Tetisheri was an influential queen and mother of kings during the early part of the 17th Dynasty of ancient Egypt. She was the wife of Pharaoh Seqenenre Tao and the mother of Pharaoh Ahmose I. Tetisheri was actively involved in the political landscape of her time, supporting her husband and son in their efforts to liberate Egypt from Hyksos rule. She played a vital role in rallying the Theban forces against the Hyksos invaders and was revered for her courage and leadership. Tetisheri's legacy as a queen mother and her contributions to the eventual reunification of Egypt under the New Kingdom made her a revered figure in Egyptian history.
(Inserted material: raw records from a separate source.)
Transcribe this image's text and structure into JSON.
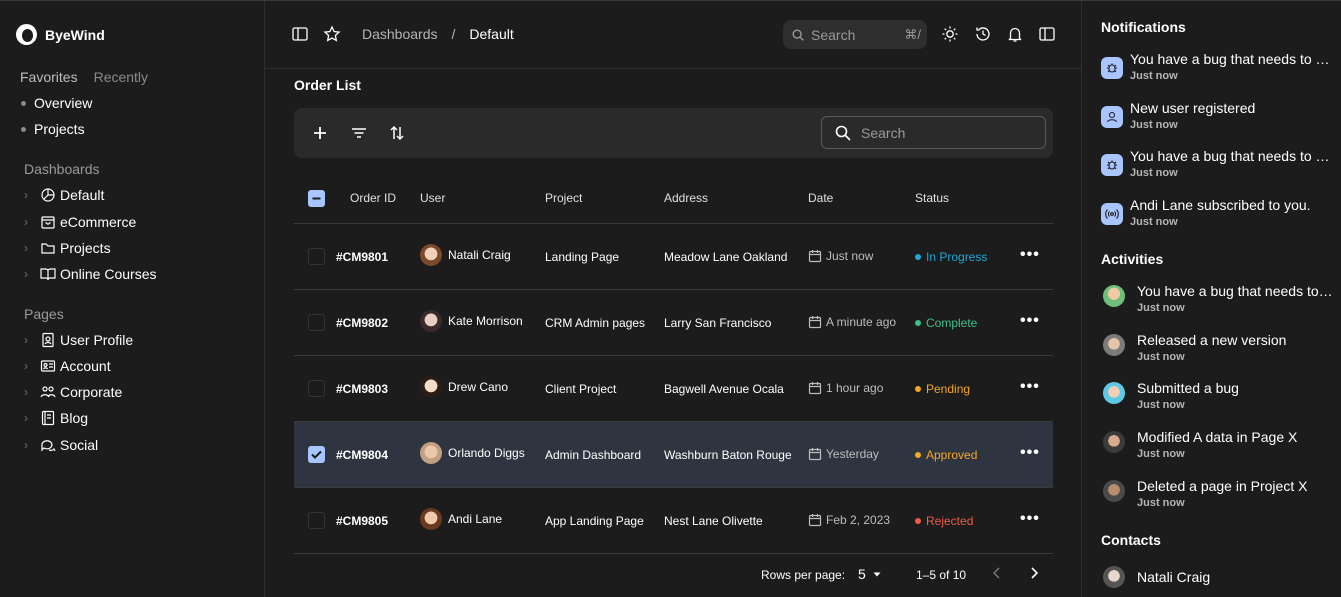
{
  "brand": {
    "name": "ByeWind"
  },
  "favorites": {
    "tabs": [
      "Favorites",
      "Recently"
    ],
    "items": [
      "Overview",
      "Projects"
    ]
  },
  "dashboards": {
    "title": "Dashboards",
    "items": [
      {
        "label": "Default",
        "icon": "pie-chart-icon"
      },
      {
        "label": "eCommerce",
        "icon": "shopping-bag-icon"
      },
      {
        "label": "Projects",
        "icon": "folder-icon"
      },
      {
        "label": "Online Courses",
        "icon": "book-open-icon"
      }
    ]
  },
  "pages": {
    "title": "Pages",
    "items": [
      {
        "label": "User Profile",
        "icon": "id-badge-icon"
      },
      {
        "label": "Account",
        "icon": "id-card-icon"
      },
      {
        "label": "Corporate",
        "icon": "users-icon"
      },
      {
        "label": "Blog",
        "icon": "notebook-icon"
      },
      {
        "label": "Social",
        "icon": "chat-bubbles-icon"
      }
    ]
  },
  "topbar": {
    "breadcrumb": [
      "Dashboards",
      "/",
      "Default"
    ],
    "search_placeholder": "Search",
    "shortcut": "⌘/"
  },
  "order_list": {
    "title": "Order List",
    "search_placeholder": "Search",
    "columns": [
      "Order ID",
      "User",
      "Project",
      "Address",
      "Date",
      "Status"
    ],
    "rows": [
      {
        "id": "#CM9801",
        "user": "Natali Craig",
        "project": "Landing Page",
        "address": "Meadow Lane Oakland",
        "date": "Just now",
        "status": "In Progress",
        "status_color": "#1ea7d8",
        "checked": false,
        "selected": false
      },
      {
        "id": "#CM9802",
        "user": "Kate Morrison",
        "project": "CRM Admin pages",
        "address": "Larry San Francisco",
        "date": "A minute ago",
        "status": "Complete",
        "status_color": "#3ec08a",
        "checked": false,
        "selected": false
      },
      {
        "id": "#CM9803",
        "user": "Drew Cano",
        "project": "Client Project",
        "address": "Bagwell Avenue Ocala",
        "date": "1 hour ago",
        "status": "Pending",
        "status_color": "#f5a623",
        "checked": false,
        "selected": false
      },
      {
        "id": "#CM9804",
        "user": "Orlando Diggs",
        "project": "Admin Dashboard",
        "address": "Washburn Baton Rouge",
        "date": "Yesterday",
        "status": "Approved",
        "status_color": "#f5a623",
        "checked": true,
        "selected": true
      },
      {
        "id": "#CM9805",
        "user": "Andi Lane",
        "project": "App Landing Page",
        "address": "Nest Lane Olivette",
        "date": "Feb 2, 2023",
        "status": "Rejected",
        "status_color": "#f05a47",
        "checked": false,
        "selected": false
      }
    ],
    "pagination": {
      "rows_label": "Rows per page:",
      "rows_value": "5",
      "range": "1–5 of 10"
    }
  },
  "notifications": {
    "title": "Notifications",
    "items": [
      {
        "text": "You have a bug that needs to be fixed.",
        "time": "Just now",
        "icon": "bug-icon"
      },
      {
        "text": "New user registered",
        "time": "Just now",
        "icon": "user-icon"
      },
      {
        "text": "You have a bug that needs to be fixed.",
        "time": "Just now",
        "icon": "bug-icon"
      },
      {
        "text": "Andi Lane subscribed to you.",
        "time": "Just now",
        "icon": "broadcast-icon"
      }
    ]
  },
  "activities": {
    "title": "Activities",
    "items": [
      {
        "text": "You have a bug that needs to be fixed.",
        "time": "Just now"
      },
      {
        "text": "Released a new version",
        "time": "Just now"
      },
      {
        "text": "Submitted a bug",
        "time": "Just now"
      },
      {
        "text": "Modified A data in Page X",
        "time": "Just now"
      },
      {
        "text": "Deleted a page in Project X",
        "time": "Just now"
      }
    ]
  },
  "contacts": {
    "title": "Contacts",
    "items": [
      {
        "name": "Natali Craig"
      }
    ]
  }
}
Hetepheres was an important figure in ancient Egyptian history. She lived during the Fourth Dynasty, around 2600 BCE, and was the wife of Pharaoh Sneferu. Hetepheres was the mother of Pharaoh Khufu, who built the Great Pyramid of Giza. She is primarily known for her elaborate burial, known as the "Tomb of Hetepheres." Located near the Great Pyramid of Khufu, it was discovered intact in 1925. The tomb contained many precious grave goods, including furniture, jewellery, and other items.
Tiye was one of the most influential queens of ancient Egypt. She lived during the 18th Dynasty, specifically during the reign of Pharaoh Amenhotep III (1391–1353 BCE), and was his principal wife. She was also the mother of the famous pharaoh Akhenaten and the grandmother of Tutankhamen. She held significant political power and played an active role in diplomatic affairs. She was known for her strong personality and intelligence. Tiye's marriage to Amenhotep III was a politically strategic alliance, strengthening Egypt's relations with other kingdoms.
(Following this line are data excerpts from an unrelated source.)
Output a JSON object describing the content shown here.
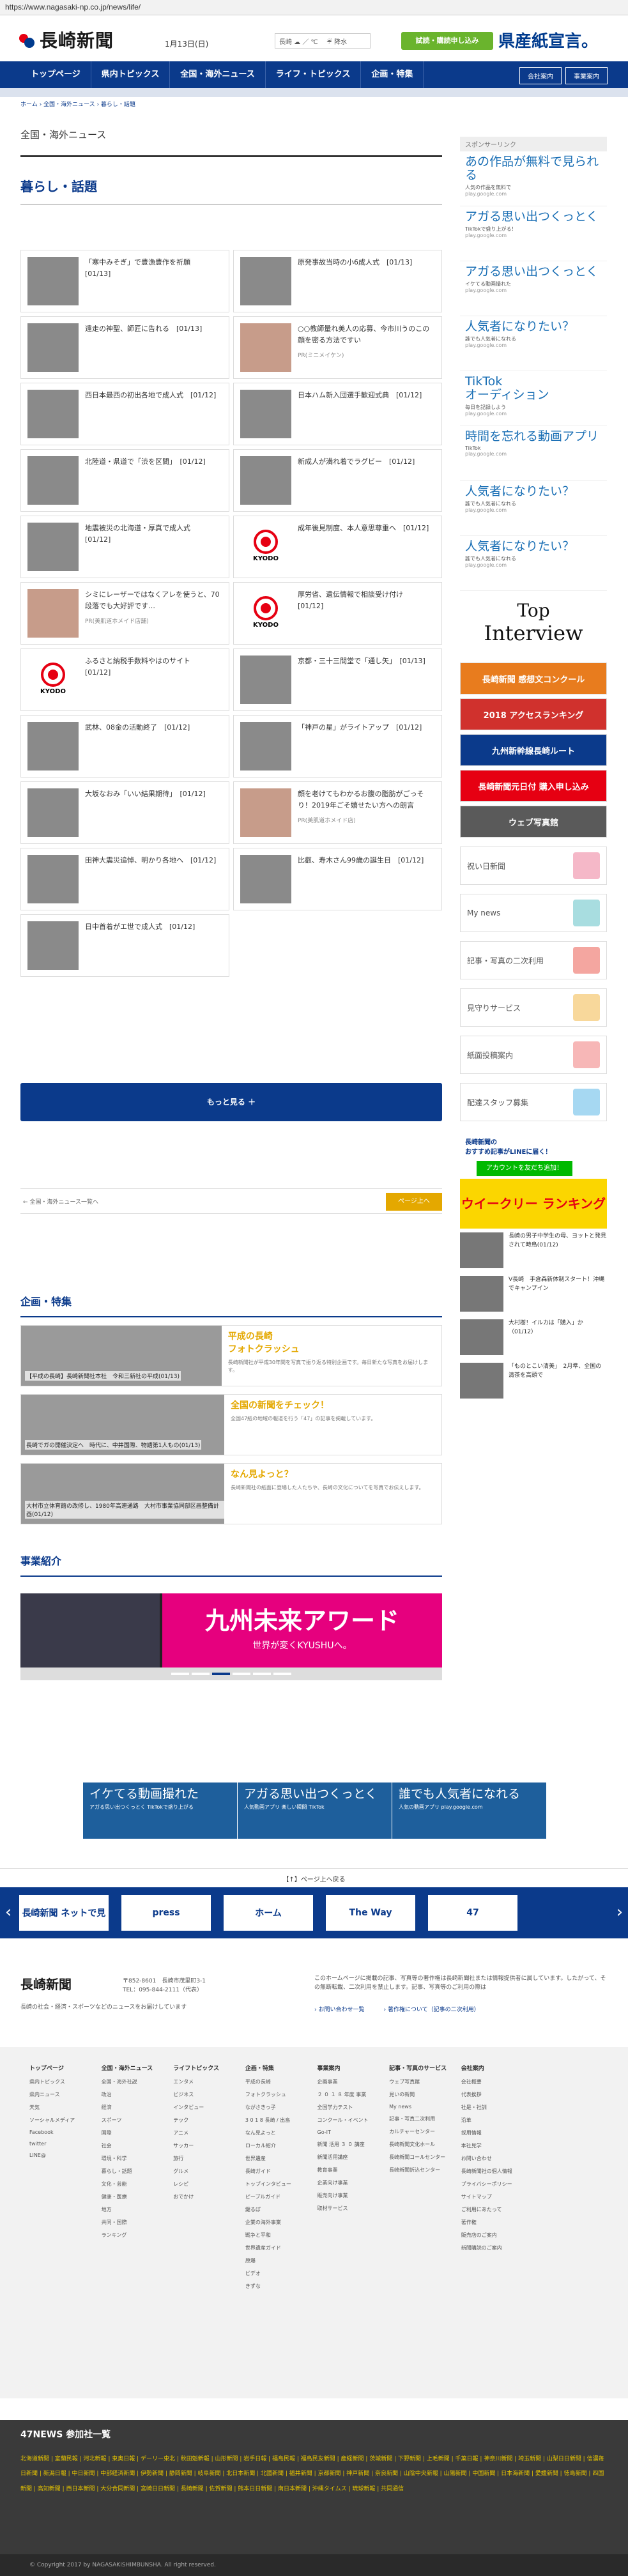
{
  "url": "https://www.nagasaki-np.co.jp/news/life/",
  "header": {
    "logo": "長崎新聞",
    "date": "1月13日(日)",
    "weather": "長崎 ☁ ／ ℃ 　☔ 降水",
    "trial": "試読・購読申し込み",
    "kenzan": "県産紙宣言。"
  },
  "nav": {
    "items": [
      "トップページ",
      "県内トピックス",
      "全国・海外ニュース",
      "ライフ・トピックス",
      "企画・特集"
    ],
    "right": [
      "会社案内",
      "事業案内"
    ]
  },
  "breadcrumb": "ホーム › 全国・海外ニュース › 暮らし・話題",
  "main": {
    "category": "全国・海外ニュース",
    "section": "暮らし・話題",
    "more": "もっと見る ＋",
    "back": "← 全国・海外ニュース一覧へ",
    "pagetop": "ページ上へ"
  },
  "articles": [
    {
      "title": "「寒中みそぎ」で豊漁豊作を祈願　[01/13]",
      "sub": "",
      "kyodo": false
    },
    {
      "title": "原発事故当時の小6成人式　[01/13]",
      "sub": "",
      "kyodo": false
    },
    {
      "title": "遠走の神聖、師匠に告れる　[01/13]",
      "sub": "",
      "kyodo": false
    },
    {
      "title": "○○教師量れ美人の応募、今市川うのこの顔を密る方法ですい",
      "sub": "PR(ミニメイケン)",
      "kyodo": false
    },
    {
      "title": "西日本最西の初出各地で成人式　[01/12]",
      "sub": "",
      "kyodo": false
    },
    {
      "title": "日本ハム新入団選手歓迎式典　[01/12]",
      "sub": "",
      "kyodo": false
    },
    {
      "title": "北陸道・県道で「渋を区間」　[01/12]",
      "sub": "",
      "kyodo": false
    },
    {
      "title": "新成人が満れ着でラグビー　[01/12]",
      "sub": "",
      "kyodo": false
    },
    {
      "title": "地震被災の北海道・厚真で成人式　[01/12]",
      "sub": "",
      "kyodo": false
    },
    {
      "title": "成年後見制度、本人意思尊重へ　[01/12]",
      "sub": "",
      "kyodo": true
    },
    {
      "title": "シミにレーザーではなくアレを使うと、70段落でも大好評です…",
      "sub": "PR(美肌道ホメイド店舗)",
      "kyodo": false
    },
    {
      "title": "厚労省、遺伝情報で相談受け付け　[01/12]",
      "sub": "",
      "kyodo": true
    },
    {
      "title": "ふるさと納税手数料やはのサイト　[01/12]",
      "sub": "",
      "kyodo": true
    },
    {
      "title": "京都・三十三間堂で「通し矢」　[01/13]",
      "sub": "",
      "kyodo": false
    },
    {
      "title": "武林、08金の活動終了　[01/12]",
      "sub": "",
      "kyodo": false
    },
    {
      "title": "「神戸の星」がライトアップ　[01/12]",
      "sub": "",
      "kyodo": false
    },
    {
      "title": "大坂なおみ「いい結果期待」　[01/12]",
      "sub": "",
      "kyodo": false
    },
    {
      "title": "顔を老けてもわかるお腹の脂肪がごっそり！2019年ごそ嬉せたい方への朗言",
      "sub": "PR(美肌道ホメイド店)",
      "kyodo": false
    },
    {
      "title": "田神大震災追悼、明かり各地へ　[01/12]",
      "sub": "",
      "kyodo": false
    },
    {
      "title": "比叡、寿木さん99歳の誕生日　[01/12]",
      "sub": "",
      "kyodo": false
    },
    {
      "title": "日中首着がエ世で成人式　[01/12]",
      "sub": "",
      "kyodo": false
    }
  ],
  "kikaku": {
    "heading": "企画・特集",
    "items": [
      {
        "title": "平成の長崎\nフォトクラッシュ",
        "desc": "長崎新聞社が平成30年間を写真で振り返る特別企画です。毎日新たな写真をお届けします。",
        "cap": "【平成の長崎】長崎新聞社本社　令和三新社の平成(01/13)"
      },
      {
        "title": "全国の新聞をチェック！",
        "desc": "全国47紙の地域の報道を行う「47」の記事を掲載しています。",
        "cap": "長崎でガの開催決定へ　時代に、中井国際、物語第1人もの(01/13)"
      },
      {
        "title": "なん見よっと？",
        "desc": "長崎新聞社の紙面に登場した人たちや、長崎の文化についてを写真でお伝えします。",
        "cap": "大村市立体育館の改修し、1980年高速通路　大村市事業協同部区画整備計画(01/12)"
      }
    ]
  },
  "jigyo": {
    "heading": "事業紹介",
    "banner_big": "九州未来アワード",
    "banner_small": "世界が変くKYUSHUへ。"
  },
  "sidebar": {
    "sponsor": "スポンサーリンク",
    "ads": [
      {
        "title": "あの作品が無料で見られる",
        "sub": "人気の作品を無料で",
        "url": "play.google.com"
      },
      {
        "title": "アガる思い出つくっとく",
        "sub": "TikTokで盛り上がる！",
        "url": "play.google.com"
      },
      {
        "title": "アガる思い出つくっとく",
        "sub": "イケてる動画撮れた",
        "url": "play.google.com"
      },
      {
        "title": "人気者になりたい？",
        "sub": "誰でも人気者になれる",
        "url": "play.google.com"
      },
      {
        "title": "TikTok\nオーディション",
        "sub": "毎日を記録しよう",
        "url": "play.google.com"
      },
      {
        "title": "時間を忘れる動画アプリ",
        "sub": "TikTok",
        "url": "play.google.com"
      },
      {
        "title": "人気者になりたい？",
        "sub": "誰でも人気者になれる",
        "url": "play.google.com"
      },
      {
        "title": "人気者になりたい？",
        "sub": "誰でも人気者になれる",
        "url": "play.google.com"
      }
    ],
    "interview_top": "Top",
    "interview_main": "Interview",
    "banners": [
      {
        "label": "長崎新聞 感想文コンクール",
        "color": "#e87c1e"
      },
      {
        "label": "2018 アクセスランキング",
        "color": "#d0312d"
      },
      {
        "label": "九州新幹線長崎ルート",
        "color": "#0b3a8b"
      },
      {
        "label": "長崎新聞元日付 購入申し込み",
        "color": "#e60012"
      },
      {
        "label": "ウェブ写真館",
        "color": "#5a5a5a"
      }
    ],
    "services": [
      {
        "label": "祝い日新聞",
        "color": "#f5b8c8"
      },
      {
        "label": "My news",
        "color": "#a8dde0"
      },
      {
        "label": "記事・写真の二次利用",
        "color": "#f4a6a0"
      },
      {
        "label": "見守りサービス",
        "color": "#f8d89b"
      },
      {
        "label": "紙面投稿案内",
        "color": "#f7b7b7"
      },
      {
        "label": "配達スタッフ募集",
        "color": "#a6d8f2"
      }
    ],
    "line_title": "長崎新聞の\nおすすめ記事がLINEに届く！",
    "line_btn": "アカウントを友だち追加！",
    "weekly": "ウイークリー ランキング",
    "popular": [
      "長崎の男子中学生の母、ヨットと発見されて時鳥(01/12)",
      "V長崎　手倉森新体制スタート！沖縄でキャンプイン",
      "大村樹！イルカは「購入」か（01/12）",
      "「ものとこい清美」　2月準、全国の清茶を高頭で"
    ]
  },
  "adbar": [
    {
      "big": "イケてる動画撮れた",
      "sm": "アガる思い出つくっとく TikTokで盛り上がる"
    },
    {
      "big": "アガる思い出つくっとく",
      "sm": "人気動画アプリ 楽しい瞬間 TikTok"
    },
    {
      "big": "誰でも人気者になれる",
      "sm": "人気の動画アプリ play.google.com"
    }
  ],
  "pagejump": "【↑】ページ上へ戻る",
  "carousel": [
    "長崎新聞 ネットで見",
    "press",
    "ホーム",
    "The Way",
    "47"
  ],
  "footer": {
    "logo": "長崎新聞",
    "addr": "〒852-8601　長崎市茂里町3-1\nTEL：095-844-2111（代表）",
    "desc": "長崎の社会・経済・スポーツなどのニュースをお届けしています",
    "note": "このホームページに掲載の記事、写真等の著作権は長崎新聞社または情報提供者に属しています。したがって、その無断転載、二次利用を禁止します。記事、写真等のご利用の際は",
    "links": [
      "› お問い合わせ一覧",
      "› 著作権について（記事の二次利用）"
    ]
  },
  "sitemap": [
    {
      "h": "トップページ",
      "l": [
        "県内トピックス",
        "県内ニュース",
        "天気",
        "ソーシャルメディア",
        "Facebook",
        "twitter",
        "LINE@"
      ]
    },
    {
      "h": "全国・海外ニュース",
      "l": [
        "全国・海外社説",
        "政治",
        "経済",
        "スポーツ",
        "国際",
        "社会",
        "環境・科学",
        "暮らし・話題",
        "文化・芸能",
        "健康・医療",
        "地方",
        "共同・国際",
        "ランキング"
      ]
    },
    {
      "h": "ライフトピックス",
      "l": [
        "エンタメ",
        "ビジネス",
        "インタビュー",
        "テック",
        "アニメ",
        "サッカー",
        "旅行",
        "グルメ",
        "レシピ",
        "おでかけ"
      ]
    },
    {
      "h": "企画・特集",
      "l": [
        "平成の長崎",
        "フォトクラッシュ",
        "ながさきっ子",
        "3 0 1 8 長崎 / 出島",
        "なん見よっと",
        "ローカル紹介",
        "世界遺産",
        "長崎ガイド",
        "トップインタビュー",
        "ピープルガイド",
        "鍵るぽ",
        "企業の海外事業",
        "戦争と平和",
        "世界遺産ガイド",
        "原爆",
        "ビデオ",
        "きずな"
      ]
    },
    {
      "h": "事業案内",
      "l": [
        "企画事業",
        "２ ０ １ ８ 年度 事業",
        "全国学力テスト",
        "コンクール・イベント",
        "Go-IT",
        "新聞 活用 ３ ０ 講座",
        "新聞活用講座",
        "教育事業",
        "企業向け事業",
        "販売向け事業",
        "取材サービス"
      ]
    },
    {
      "h": "記事・写真のサービス",
      "l": [
        "ウェブ写真館",
        "見いの新聞",
        "My news",
        "記事・写真二次利用",
        "カルチャーセンター",
        "長崎新聞文化ホール",
        "長崎新聞コールセンター",
        "長崎新聞折込センター"
      ]
    },
    {
      "h": "会社案内",
      "l": [
        "会社概要",
        "代表挨拶",
        "社是・社訓",
        "沿革",
        "採用情報",
        "本社見学",
        "お問い合わせ",
        "長崎新聞社の個人情報",
        "プライバシーポリシー",
        "サイトマップ",
        "ご利用にあたって",
        "著作権",
        "販売店のご案内",
        "新聞購読のご案内"
      ]
    },
    {
      "h": "",
      "l": []
    }
  ],
  "n47": {
    "heading": "47NEWS 参加社一覧",
    "list": "北海道新聞 | 室蘭民報 | 河北新報 | 東奥日報 | デーリー東北 | 秋田魁新報 | 山形新聞 | 岩手日報 | 福島民報 | 福島民友新聞 | 産経新聞 | 茨城新聞 | 下野新聞 | 上毛新聞 | 千葉日報 | 神奈川新聞 | 埼玉新聞 | 山梨日日新聞 | 信濃毎日新聞 | 新潟日報 | 中日新聞 | 中部経済新聞 | 伊勢新聞 | 静岡新聞 | 岐阜新聞 | 北日本新聞 | 北國新聞 | 福井新聞 | 京都新聞 | 神戸新聞 | 奈良新聞 | 山陰中央新報 | 山陽新聞 | 中国新聞 | 日本海新聞 | 愛媛新聞 | 徳島新聞 | 四国新聞 | 高知新聞 | 西日本新聞 | 大分合同新聞 | 宮崎日日新聞 | 長崎新聞 | 佐賀新聞 | 熊本日日新聞 | 南日本新聞 | 沖縄タイムス | 琉球新報 | 共同通信"
  },
  "copyright": "© Copyright 2017 by NAGASAKISHIMBUNSHA. All right reserved."
}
On our epic tour of Egypt we will become acquainted with many ancient Egyptian goddesses. Which one will resonate most with you?
Isis is one of the most important goddesses in ancient Egyptian mythology. She was revered as the goddess of motherhood, magic, and fertility. She was the sister and wife of Osiris and the mother of Horus, the falcon-headed god. Isis was often depicted as a woman wearing a throne-shaped headdress or with cow horns enclosing a sun disk.
Hathor was the goddess of joy, love, beauty, and music. She was often depicted as a woman with cow ears or as a cow. Hathor was also associated with fertility and motherhood and was considered a protective goddess. She was known to assist the deceased in the afterlife and was associated with the Milky Way, which was seen as a celestial representation of her nurturing nature.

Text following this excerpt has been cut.